I usually explain a more concise version of this to the irate guest, and let him or her know that they're going to have to wait just under an hour (in addition to the time it takes to prepare the meal) for an individual Yukon Gold potato bigger than a college football to be cooked all the way through for them. And I usually mention as an afterthought that it'll taste like shit.

Usually this is enough to not only deter people from straying from the menu, but from severely inconveniencing the kitchen. But not the Baked Potato Man.

Instead, he just sits there and gives you what my coworkers and I have deemed the "Unibomber Stare."

I feel that whatever trauma this man suffered through rendered him unable to process that baked potatoes were nearly impossible to put in front of him. So he eventually wins every standoff with something like.

As a restaurant server, the absolute WORST thing you can do for your career and the well-being of your coworkers is to simply give into what I've deemed "Restaurant Terrorism."

So I did. The first time it happened, it all played out exactly the way I described. Baked Potato Man was overjoyed that his baked potato arrived an hour after the rest of his meal. He spent another two and a half hours eating it.

The next time he came in, I was determined to hammer the lesson home. I explained once again that we don't offer baked potatoes and told him that since the kitchen was exceptionally busy tonight, baking him a new potato would take perhaps over an hour. He reacted accordingly.

I went into the kitchen and spoke with the chef, who was a recent addition to the team. I let him know that this guy was a repeat offender, and to take as long as humanly possible to fulfill his obnoxious request. After that, I returned to the table to reiterate that I went completely out of my way to make sure his order was tended to with all of the care and determination we could muster. What I didn't know was that the new chef's pride was going to be a problem.

A moment later, he interrupted me with a tap on the shoulder. I turned around, and he was holding a fully-cooked, regular-sized potato, adorned lovingly with butter and sour cream. A mere eight minutes had passed, and already here was the baked potato.

Baked Potato Man was ecstatic. He dove into that potato like it was a sandbox at a playground. I took the chef off to the side and had a private discussion with him. Not only had he just encouraged this man to continue to order things we don't offer, he had undermined my authority at the side of the table and reduced my credibility to nothing (which probably didn't matter--this guy is deliriously obstinate). I bet that the next time this guy comes in, he'll bring all of his strange friends and will have briefed each one of them on how easy it is to get a baked potato at my particular restaurant.

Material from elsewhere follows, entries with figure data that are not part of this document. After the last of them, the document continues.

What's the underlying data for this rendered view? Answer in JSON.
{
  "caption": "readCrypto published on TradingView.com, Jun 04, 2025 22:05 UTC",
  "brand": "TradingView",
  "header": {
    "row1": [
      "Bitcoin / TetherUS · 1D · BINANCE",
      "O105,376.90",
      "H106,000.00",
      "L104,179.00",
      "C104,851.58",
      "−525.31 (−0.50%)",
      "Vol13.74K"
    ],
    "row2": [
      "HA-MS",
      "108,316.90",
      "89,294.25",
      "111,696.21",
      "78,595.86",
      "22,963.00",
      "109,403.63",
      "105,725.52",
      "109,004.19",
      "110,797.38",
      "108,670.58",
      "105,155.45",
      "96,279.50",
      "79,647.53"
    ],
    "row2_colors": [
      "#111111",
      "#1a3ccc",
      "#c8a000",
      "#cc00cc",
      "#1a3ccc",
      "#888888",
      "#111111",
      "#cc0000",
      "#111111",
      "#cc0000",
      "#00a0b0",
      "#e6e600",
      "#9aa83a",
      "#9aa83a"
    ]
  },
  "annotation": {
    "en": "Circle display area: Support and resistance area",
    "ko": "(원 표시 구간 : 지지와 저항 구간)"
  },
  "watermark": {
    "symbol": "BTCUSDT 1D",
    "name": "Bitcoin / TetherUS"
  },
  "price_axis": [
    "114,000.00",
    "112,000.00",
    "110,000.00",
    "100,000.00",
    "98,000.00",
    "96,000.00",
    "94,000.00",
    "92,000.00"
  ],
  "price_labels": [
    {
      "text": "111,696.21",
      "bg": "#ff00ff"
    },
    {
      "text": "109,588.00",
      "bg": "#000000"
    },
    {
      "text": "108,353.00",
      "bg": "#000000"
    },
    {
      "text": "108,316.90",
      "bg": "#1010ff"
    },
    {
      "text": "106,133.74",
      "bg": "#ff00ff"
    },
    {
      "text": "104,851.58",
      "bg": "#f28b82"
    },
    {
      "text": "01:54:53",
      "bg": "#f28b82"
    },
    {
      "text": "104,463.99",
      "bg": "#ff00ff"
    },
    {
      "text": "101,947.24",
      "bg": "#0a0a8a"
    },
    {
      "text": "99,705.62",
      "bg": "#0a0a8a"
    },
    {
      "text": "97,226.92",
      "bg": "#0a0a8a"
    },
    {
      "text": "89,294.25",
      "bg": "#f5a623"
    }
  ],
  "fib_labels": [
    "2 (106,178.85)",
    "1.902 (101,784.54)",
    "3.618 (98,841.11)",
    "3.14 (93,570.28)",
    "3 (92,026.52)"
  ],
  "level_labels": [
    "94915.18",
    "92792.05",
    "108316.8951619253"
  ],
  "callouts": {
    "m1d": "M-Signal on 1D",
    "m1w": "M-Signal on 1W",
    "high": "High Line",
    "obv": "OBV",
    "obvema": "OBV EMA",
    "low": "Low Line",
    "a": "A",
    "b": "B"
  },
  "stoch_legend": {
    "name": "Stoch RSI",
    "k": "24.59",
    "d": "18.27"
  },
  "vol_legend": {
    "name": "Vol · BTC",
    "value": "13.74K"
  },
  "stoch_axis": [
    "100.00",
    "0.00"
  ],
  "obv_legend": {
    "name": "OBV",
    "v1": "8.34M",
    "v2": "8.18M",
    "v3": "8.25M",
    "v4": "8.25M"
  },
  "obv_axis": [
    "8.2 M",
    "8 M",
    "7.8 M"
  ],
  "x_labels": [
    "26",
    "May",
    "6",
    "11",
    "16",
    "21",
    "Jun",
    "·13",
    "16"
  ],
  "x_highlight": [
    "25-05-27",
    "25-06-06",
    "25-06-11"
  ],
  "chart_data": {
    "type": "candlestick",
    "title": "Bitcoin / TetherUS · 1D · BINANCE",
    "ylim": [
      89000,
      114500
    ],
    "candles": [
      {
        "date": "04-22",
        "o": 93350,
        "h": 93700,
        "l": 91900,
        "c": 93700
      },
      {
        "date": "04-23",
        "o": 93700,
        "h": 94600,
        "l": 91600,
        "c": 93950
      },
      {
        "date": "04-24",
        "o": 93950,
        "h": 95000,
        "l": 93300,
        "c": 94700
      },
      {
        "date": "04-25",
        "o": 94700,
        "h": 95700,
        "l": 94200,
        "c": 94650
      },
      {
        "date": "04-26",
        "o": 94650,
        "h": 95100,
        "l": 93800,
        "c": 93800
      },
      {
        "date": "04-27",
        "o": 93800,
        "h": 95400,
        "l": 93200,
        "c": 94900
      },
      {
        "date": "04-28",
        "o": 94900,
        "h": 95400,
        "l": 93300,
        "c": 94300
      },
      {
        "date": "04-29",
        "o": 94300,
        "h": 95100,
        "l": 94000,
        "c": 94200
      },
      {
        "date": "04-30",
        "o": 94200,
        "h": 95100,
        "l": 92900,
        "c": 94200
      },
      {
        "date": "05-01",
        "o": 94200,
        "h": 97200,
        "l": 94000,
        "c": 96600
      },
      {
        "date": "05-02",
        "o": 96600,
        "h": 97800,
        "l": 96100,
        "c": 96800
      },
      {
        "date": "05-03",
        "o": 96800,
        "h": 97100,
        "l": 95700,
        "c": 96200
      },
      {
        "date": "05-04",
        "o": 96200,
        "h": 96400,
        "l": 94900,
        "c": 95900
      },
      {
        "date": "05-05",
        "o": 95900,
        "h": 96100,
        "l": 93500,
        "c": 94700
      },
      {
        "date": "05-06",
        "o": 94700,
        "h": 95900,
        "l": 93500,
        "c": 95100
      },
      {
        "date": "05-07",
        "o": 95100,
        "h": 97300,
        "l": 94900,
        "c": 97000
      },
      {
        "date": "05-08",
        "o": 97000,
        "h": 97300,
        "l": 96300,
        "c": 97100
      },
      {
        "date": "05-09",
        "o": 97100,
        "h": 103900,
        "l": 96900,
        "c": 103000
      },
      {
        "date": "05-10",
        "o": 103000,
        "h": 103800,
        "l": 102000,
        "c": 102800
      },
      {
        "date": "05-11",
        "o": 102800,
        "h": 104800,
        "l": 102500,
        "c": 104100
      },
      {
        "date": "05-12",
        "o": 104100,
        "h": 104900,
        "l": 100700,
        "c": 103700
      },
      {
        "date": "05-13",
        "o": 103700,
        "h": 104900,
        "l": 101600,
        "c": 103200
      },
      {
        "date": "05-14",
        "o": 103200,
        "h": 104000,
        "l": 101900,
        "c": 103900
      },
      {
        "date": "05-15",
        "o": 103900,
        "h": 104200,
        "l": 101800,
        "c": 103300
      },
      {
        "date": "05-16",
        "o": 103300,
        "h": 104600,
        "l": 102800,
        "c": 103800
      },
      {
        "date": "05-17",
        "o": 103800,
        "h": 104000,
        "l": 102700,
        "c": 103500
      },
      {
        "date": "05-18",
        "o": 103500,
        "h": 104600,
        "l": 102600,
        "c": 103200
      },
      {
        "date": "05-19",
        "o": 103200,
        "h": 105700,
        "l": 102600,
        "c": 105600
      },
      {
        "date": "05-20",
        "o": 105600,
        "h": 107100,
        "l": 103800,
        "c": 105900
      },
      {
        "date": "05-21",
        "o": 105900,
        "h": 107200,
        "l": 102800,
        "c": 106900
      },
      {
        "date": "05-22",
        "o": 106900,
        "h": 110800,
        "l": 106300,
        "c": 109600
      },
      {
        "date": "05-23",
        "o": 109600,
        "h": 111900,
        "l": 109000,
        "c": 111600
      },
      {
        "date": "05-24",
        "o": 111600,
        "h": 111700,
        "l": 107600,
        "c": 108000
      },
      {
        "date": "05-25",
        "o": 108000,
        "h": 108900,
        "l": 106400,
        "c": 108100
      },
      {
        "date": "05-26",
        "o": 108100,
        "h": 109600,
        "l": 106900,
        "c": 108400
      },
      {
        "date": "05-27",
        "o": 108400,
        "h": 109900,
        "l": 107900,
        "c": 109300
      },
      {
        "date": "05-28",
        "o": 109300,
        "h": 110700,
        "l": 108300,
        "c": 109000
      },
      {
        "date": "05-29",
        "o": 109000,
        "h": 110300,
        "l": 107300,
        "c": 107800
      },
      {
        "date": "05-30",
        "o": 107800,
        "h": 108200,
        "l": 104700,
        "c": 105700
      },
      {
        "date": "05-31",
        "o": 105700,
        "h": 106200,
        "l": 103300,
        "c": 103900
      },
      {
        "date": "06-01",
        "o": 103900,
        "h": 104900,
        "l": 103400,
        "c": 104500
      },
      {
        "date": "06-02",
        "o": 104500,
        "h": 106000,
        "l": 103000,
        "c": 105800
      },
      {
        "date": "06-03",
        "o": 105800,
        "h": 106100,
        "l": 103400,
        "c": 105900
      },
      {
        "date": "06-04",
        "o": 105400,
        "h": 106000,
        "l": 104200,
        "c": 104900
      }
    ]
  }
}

And I fear that if one day we decide to put our collective foot down and tell him that he can't have what he wants, I suspect I'll have a package in the mail the next day that will blow my arms off and may just kill me.


  1. The chef allowed you to take him aside and lecture him?

  2. Admittedly, I've worked in some restaurants where I was genuinely terrified of the culinary hierarchy. The chef who was on was a relatively new guy who exudes an implied notion of open communication. We worked it out, but I sure would not have made the attempt to correct the behavior of any other chef I'd worked for.

  3. The cartoon of this guy was hilarious. Really enjoyed this blog.